Aufgrund der mangelnden Profitabilität und trüber Zukunftsaussichten sind viele Institute von den Ratingagenturen heruntergestuft worden, und das wiederum bedeutet eine Verteuerung ihrer Refinanzierungskosten am Markt. Insbesondere für einige Banken in den Krisenländern ist die Situation bedrohlich. Hinzu kommen hausgemachte Fehler, die von den Banken selbst zu verantworten sind; zum Beispiel höhere Personalkosten durch eine drastische Anhebung der Grundgehälter – als Ausgleich für eine geringere Barkomponente bei den Boni – und ein rasantes Anheuern von Personal im Jahr 2010, da man meinte, der Buße für die Finanzkrise sei nun Genüge getan und man könne wieder beginnen, lukrative Geschäfte nach altbewährtem Moral Hazard-Muster zu tätigen.
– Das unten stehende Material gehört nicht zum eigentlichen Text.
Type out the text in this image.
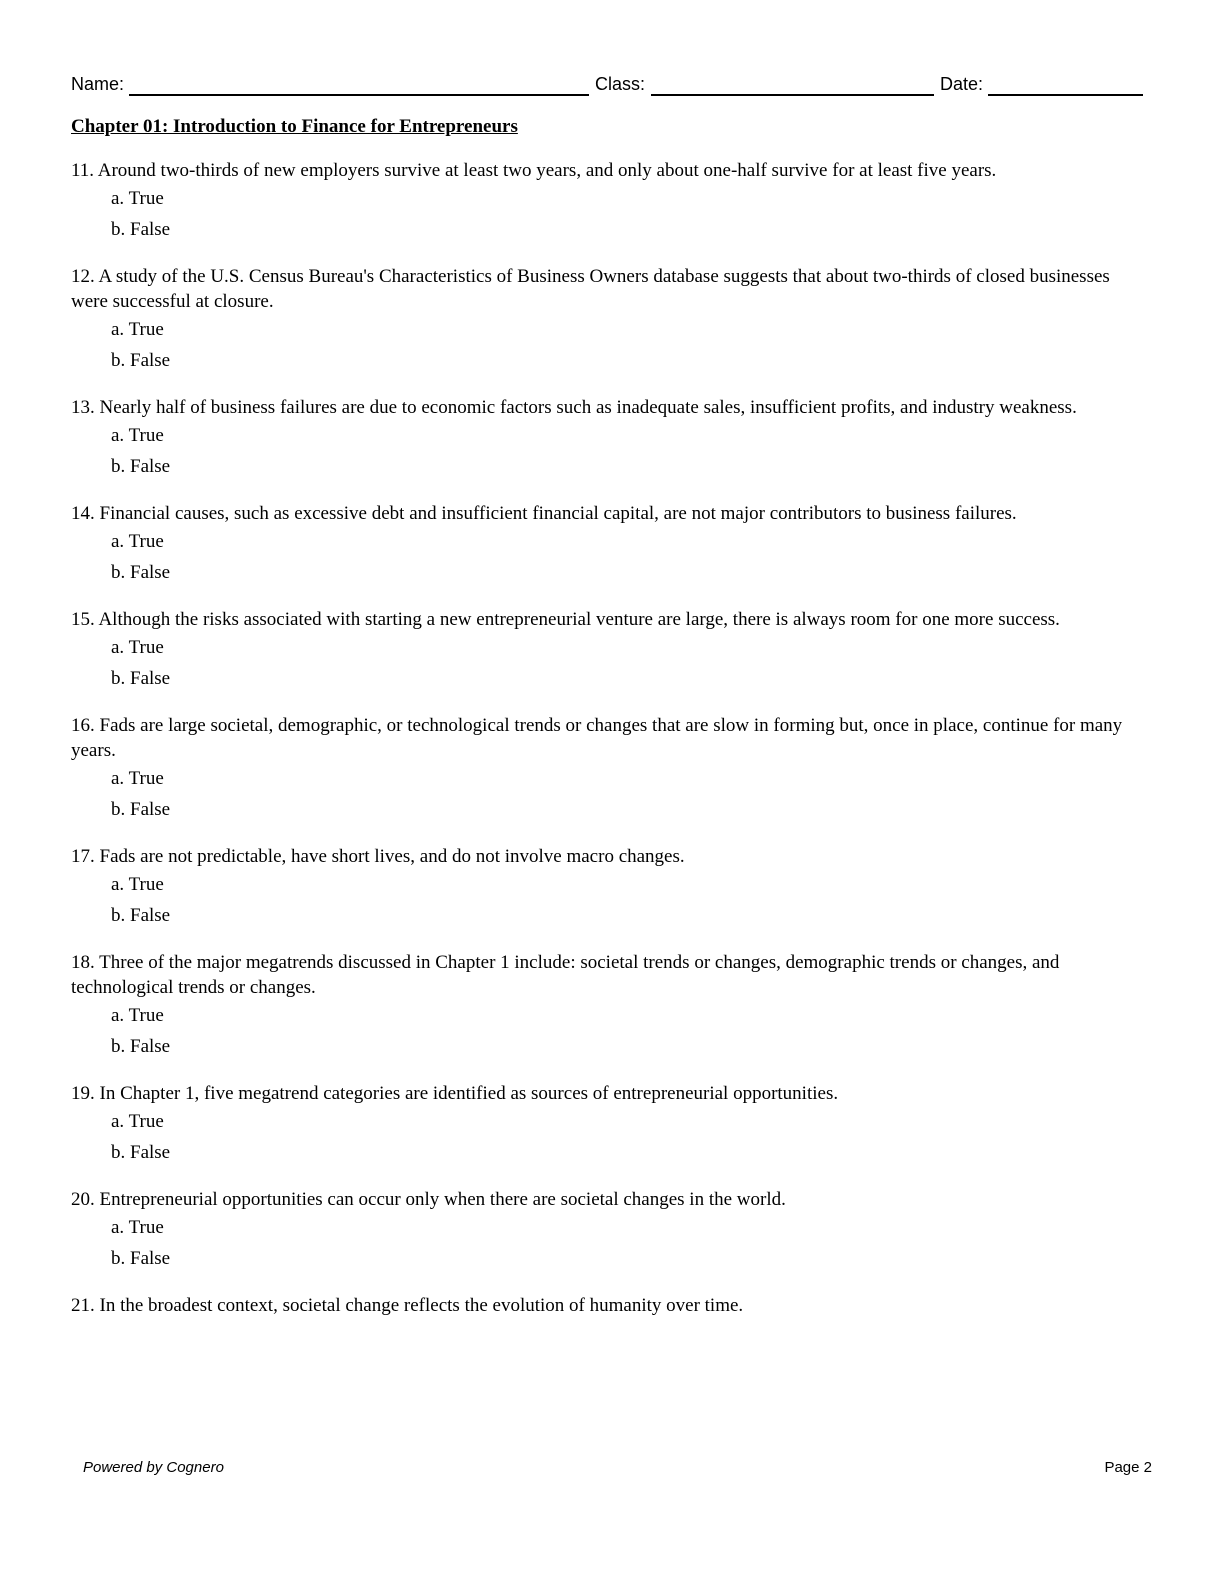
Name:	Class:	Date:
Chapter 01: Introduction to Finance for Entrepreneurs

11. Around two-thirds of new employers survive at least two years, and only about one-half survive for at least five years.

a. True
b. False

12. A study of the U.S. Census Bureau's Characteristics of Business Owners database suggests that about two-thirds of closed businesses were successful at closure.

a. True
b. False

13. Nearly half of business failures are due to economic factors such as inadequate sales, insufficient profits, and industry weakness.

a. True
b. False

14. Financial causes, such as excessive debt and insufficient financial capital, are not major contributors to business failures.

a. True
b. False

15. Although the risks associated with starting a new entrepreneurial venture are large, there is always room for one more success.

a. True
b. False

16. Fads are large societal, demographic, or technological trends or changes that are slow in forming but, once in place, continue for many years.

a. True
b. False

17. Fads are not predictable, have short lives, and do not involve macro changes.

a. True
b. False

18. Three of the major megatrends discussed in Chapter 1 include: societal trends or changes, demographic trends or changes, and technological trends or changes.

a. True
b. False

19. In Chapter 1, five megatrend categories are identified as sources of entrepreneurial opportunities.

a. True
b. False

20. Entrepreneurial opportunities can occur only when there are societal changes in the world.

a. True
b. False

21. In the broadest context, societal change reflects the evolution of humanity over time.

Powered by Cognero	Page 2
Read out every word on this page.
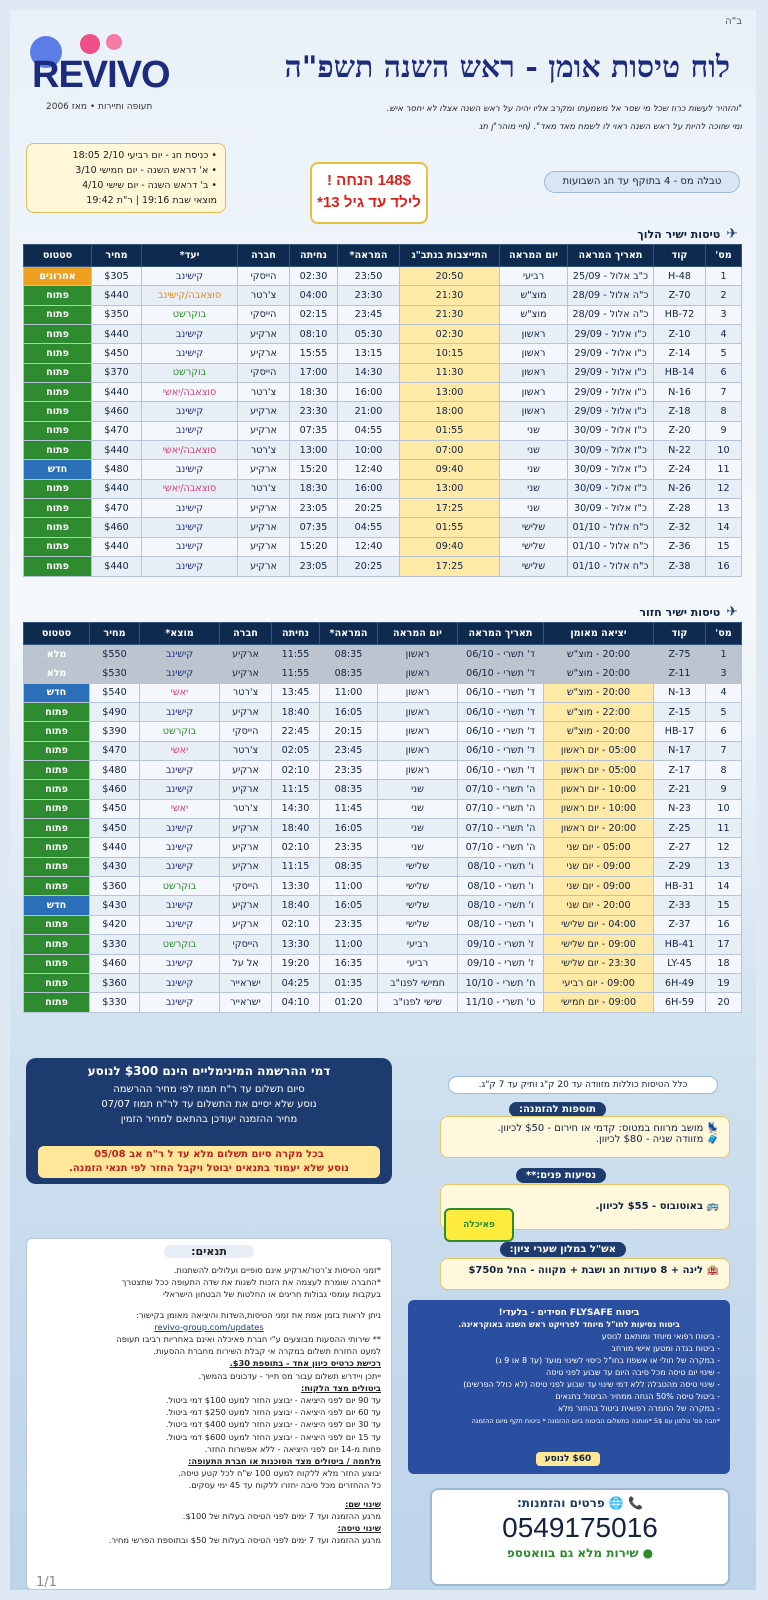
ב"ה
REVIVO
תעופה ותיירות • מאז 2006
לוח טיסות אומן - ראש השנה תשפ"ה
"והזהיר לעשות כרוז שכל מי שסר אל משמעתו ומקרב אליו יהיה על ראש השנה אצלו לא יחסר איש.
ומי שזוכה להיות על ראש השנה ראוי לו לשמח מאד מאד". (חיי מוהר"ן תנ
• כניסת חג - יום רביעי 2/10 18:05
• א' דראש השנה - יום חמישי 3/10
• ב' דראש השנה - יום שישי 4/10
מוצאי שבת 19:16 | ר"ת 19:42
148$ הנחה !
לילד עד גיל 13*
טבלה מס - 4 בתוקף עד חג השבועות
✈
טיסות ישיר הלוך
מס'	קוד	תאריך המראה	יום המראה	התייצבות בנתב"ג	המראה*	נחיתה	חברה	יעד*	מחיר	סטטוס
1	H-48	כ"ב אלול - 25/09	רביעי	20:50	23:50	02:30	הייסקי	קישינב	$305	אחרונים
2	Z-70	כ"ה אלול - 28/09	מוצ"ש	21:30	23:30	04:00	צ'רטר	סוצאבה/קישינב	$440	פתוח
3	HB-72	כ"ה אלול - 28/09	מוצ"ש	21:30	23:45	02:15	הייסקי	בוקרשט	$350	פתוח
4	Z-10	כ"ו אלול - 29/09	ראשון	02:30	05:30	08:10	ארקיע	קישינב	$440	פתוח
5	Z-14	כ"ו אלול - 29/09	ראשון	10:15	13:15	15:55	ארקיע	קישינב	$450	פתוח
6	HB-14	כ"ו אלול - 29/09	ראשון	11:30	14:30	17:00	הייסקי	בוקרשט	$370	פתוח
7	N-16	כ"ו אלול - 29/09	ראשון	13:00	16:00	18:30	צ'רטר	סוצאבה/יאשי	$440	פתוח
8	Z-18	כ"ו אלול - 29/09	ראשון	18:00	21:00	23:30	ארקיע	קישינב	$460	פתוח
9	Z-20	כ"ז אלול - 30/09	שני	01:55	04:55	07:35	ארקיע	קישינב	$470	פתוח
10	N-22	כ"ז אלול - 30/09	שני	07:00	10:00	13:00	צ'רטר	סוצאבה/יאשי	$440	פתוח
11	Z-24	כ"ז אלול - 30/09	שני	09:40	12:40	15:20	ארקיע	קישינב	$480	חדש
12	N-26	כ"ז אלול - 30/09	שני	13:00	16:00	18:30	צ'רטר	סוצאבה/יאשי	$440	פתוח
13	Z-28	כ"ז אלול - 30/09	שני	17:25	20:25	23:05	ארקיע	קישינב	$470	פתוח
14	Z-32	כ"ח אלול - 01/10	שלישי	01:55	04:55	07:35	ארקיע	קישינב	$460	פתוח
15	Z-36	כ"ח אלול - 01/10	שלישי	09:40	12:40	15:20	ארקיע	קישינב	$440	פתוח
16	Z-38	כ"ח אלול - 01/10	שלישי	17:25	20:25	23:05	ארקיע	קישינב	$440	פתוח
✈
טיסות ישיר חזור
מס'	קוד	יציאה מאומן	תאריך המראה	יום המראה	המראה*	נחיתה	חברה	מוצא*	מחיר	סטטוס
1	Z-75	20:00 - מוצ"ש	ד' תשרי - 06/10	ראשון	08:35	11:55	ארקיע	קישינב	$550	מלא
3	Z-11	20:00 - מוצ"ש	ד' תשרי - 06/10	ראשון	08:35	11:55	ארקיע	קישינב	$530	מלא
4	N-13	20:00 - מוצ"ש	ד' תשרי - 06/10	ראשון	11:00	13:45	צ'רטר	יאשי	$540	חדש
5	Z-15	22:00 - מוצ"ש	ד' תשרי - 06/10	ראשון	16:05	18:40	ארקיע	קישינב	$490	פתוח
6	HB-17	20:00 - מוצ"ש	ד' תשרי - 06/10	ראשון	20:15	22:45	הייסקי	בוקרשט	$390	פתוח
7	N-17	05:00 - יום ראשון	ד' תשרי - 06/10	ראשון	23:45	02:05	צ'רטר	יאשי	$470	פתוח
8	Z-17	05:00 - יום ראשון	ד' תשרי - 06/10	ראשון	23:35	02:10	ארקיע	קישינב	$480	פתוח
9	Z-21	10:00 - יום ראשון	ה' תשרי - 07/10	שני	08:35	11:15	ארקיע	קישינב	$460	פתוח
10	N-23	10:00 - יום ראשון	ה' תשרי - 07/10	שני	11:45	14:30	צ'רטר	יאשי	$450	פתוח
11	Z-25	20:00 - יום ראשון	ה' תשרי - 07/10	שני	16:05	18:40	ארקיע	קישינב	$450	פתוח
12	Z-27	05:00 - יום שני	ה' תשרי - 07/10	שני	23:35	02:10	ארקיע	קישינב	$440	פתוח
13	Z-29	09:00 - יום שני	ו' תשרי - 08/10	שלישי	08:35	11:15	ארקיע	קישינב	$430	פתוח
14	HB-31	09:00 - יום שני	ו' תשרי - 08/10	שלישי	11:00	13:30	הייסקי	בוקרשט	$360	פתוח
15	Z-33	20:00 - יום שני	ו' תשרי - 08/10	שלישי	16:05	18:40	ארקיע	קישינב	$430	חדש
16	Z-37	04:00 - יום שלישי	ו' תשרי - 08/10	שלישי	23:35	02:10	ארקיע	קישינב	$420	פתוח
17	HB-41	09:00 - יום שלישי	ז' תשרי - 09/10	רביעי	11:00	13:30	הייסקי	בוקרשט	$330	פתוח
18	LY-45	23:30 - יום שלישי	ז' תשרי - 09/10	רביעי	16:35	19:20	אל על	קישינב	$460	פתוח
19	6H-49	09:00 - יום רביעי	ח' תשרי - 10/10	חמישי לפנו"ב	01:35	04:25	ישראייר	קישינב	$360	פתוח
20	6H-59	09:00 - יום חמישי	ט' תשרי - 11/10	שישי לפנו"ב	01:20	04:10	ישראייר	קישינב	$330	פתוח
דמי ההרשמה המינימליים הינם $300 לנוסע
סיום תשלום עד ר"ח תמוז לפי מחיר ההרשמה
נוסע שלא יסיים את התשלום עד לר"ח תמוז 07/07
מחיר ההזמנה יעודכן בהתאם למחיר הזמין
בכל מקרה סיום תשלום מלא עד ל ר"ח אב 05/08
נוסע שלא יעמוד בתנאים יבוטל ויקבל החזר לפי תנאי הזמנה.
כלל הטיסות כוללות מזוודה עד 20 ק"ג ותיק עד 7 ק"ג.
תוספות להזמנה:
💺 מושב מרווח במטוס: קדמי או חירום - $50 לכיוון.
🧳 מזוודה שניה - $80 לכיוון.
נסיעות פנים:**
🚌 באוטובוס - $55 לכיוון.
פאיכלה
אש"ל במלון שערי ציון:
🏨 לינה + 8 סעודות חג ושבת + מקווה - החל מ$750
ביטוח FLYSAFE חסידים - בלעדי!
ביטוח נסיעות לחו"ל מיוחד לפרויקט ראש השנה באוקראינה.
- ביטוח רפואי מיוחד ומותאם לנוסע
- ביטוח בגדה ומטען אישי מורחב
- במקרה של חולי או אשפוז בחו"ל כיסוי לשינוי מועד (עד 8 או 9 ג)
- שינוי יום טיסה מכל סיבה היום עד שבוע לפני טיסה
- שינוי טיסה מהטבלה ללא דמי שינוי עד שבוע לפני טיסה (לא כולל הפרשים)
- ביטול טיסה 50% הנחה ממחיר הביטול בתנאים
- במקרה של החמרה רפואית ביטול בהחזר מלא
*חבה פס' טלפון עם 5$ *מותנה בתשלום הביטוח ביום ההזמנה * ביטוח תקף מיום ההזמנה
$60 לנוסע
תנאים:
*זמני הטיסות צ'רטר/ארקיע אינם סופיים ועלולים להשתנות.
*החברה שומרת לעצמה את הזכות לשנות את שדה התעופה ככל שתצטרך
בעקבות עומסי גבולות חריגים או החלטות של הבטחון הישראלי
ניתן לראות בזמן אמת את זמני הטיסות,השדות והיציאה מאומן בקישור:
revivo-group.com/updates
** שירותי ההסעות מבוצעים ע"י חברת פאיכלה ואינם באחריות רביבו תעופה
למעט החזרת תשלום במקרה אי קבלת השירות מחברת ההסעות.
רכישת כרטיס כיוון אחד - בתוספת $30.
ייתכן ויידרש תשלום עבור מס תייר - עדכונים בהמשך.
ביטולים מצד הלקוח:
עד 90 יום לפני היציאה - יבוצע החזר למעט $100 דמי ביטול.
עד 60 יום לפני היציאה - יבוצע החזר למעט $250 דמי ביטול.
עד 30 יום לפני היציאה - יבוצע החזר למעט $400 דמי ביטול.
עד 15 יום לפני היציאה - יבוצע החזר למעט $600 דמי ביטול.
פחות מ-14 יום לפני היציאה - ללא אפשרות החזר.
מלחמה / ביטולים מצד הסוכנות או חברת התעופה:
יבוצע החזר מלא ללקוח למעט 100 ש"ח לכל קטע טיסה.
כל ההחזרים מכל סיבה יחזרו ללקוח עד 45 ימי עסקים.
שינוי שם:
מרגע ההזמנה ועד 7 ימים לפני הטיסה בעלות של $100.
שינוי טיסה:
מרגע ההזמנה ועד 7 ימים לפני הטיסה בעלות של $50 ובתוספת הפרשי מחיר.
📞 🌐 פרטים והזמנות:
0549175016
● שירות מלא גם בוואטספ
1/1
Zurzeit gibt es eine Vielzahl von Banken, deren Aktiva deutlich wertberichtigt werden müssten. Das ist insbesondere in Europa der Fall, aber auch in den USA. Ein guter Indikator für eine notwendige Wertberichtigung ist die Börsenkapitalisierung. Bei den meisten börsennotierten Banken erreicht diese noch nicht einmal den Buchwert, was darauf hindeutet, dass Marktteilnehmer noch manches in den Bilanzen vermuten, was eigentlich abgeschrieben gehört. Die europäischen Banken erreichten Anfang 2012 im Durchschnitt nur eine 40-prozentige Börsenkapitalisierung des Buchwertes, das heißt, sie waren an der Börse nicht einmal die Hälfte dessen wert, was ihnen ihre Wirtschaftsprüfer bescheinigt hatten. Wenn höhere Abschreibungen nötig sind, benötigen die Banken mehr Eigenkapital, um die Abschreibungen zu verkraften. Die Europäische Bankenaufsicht bezifferte den Fehlbetrag Ende 2011 europaweit auf 115 Milliarden Euro, davon 13 Milliarden für deutsche Institute. Sie forderte die Banken deshalb auf, ihre Kernkapitalquote bis Ende Juni 2012 auf neun Prozent zu erhöhen.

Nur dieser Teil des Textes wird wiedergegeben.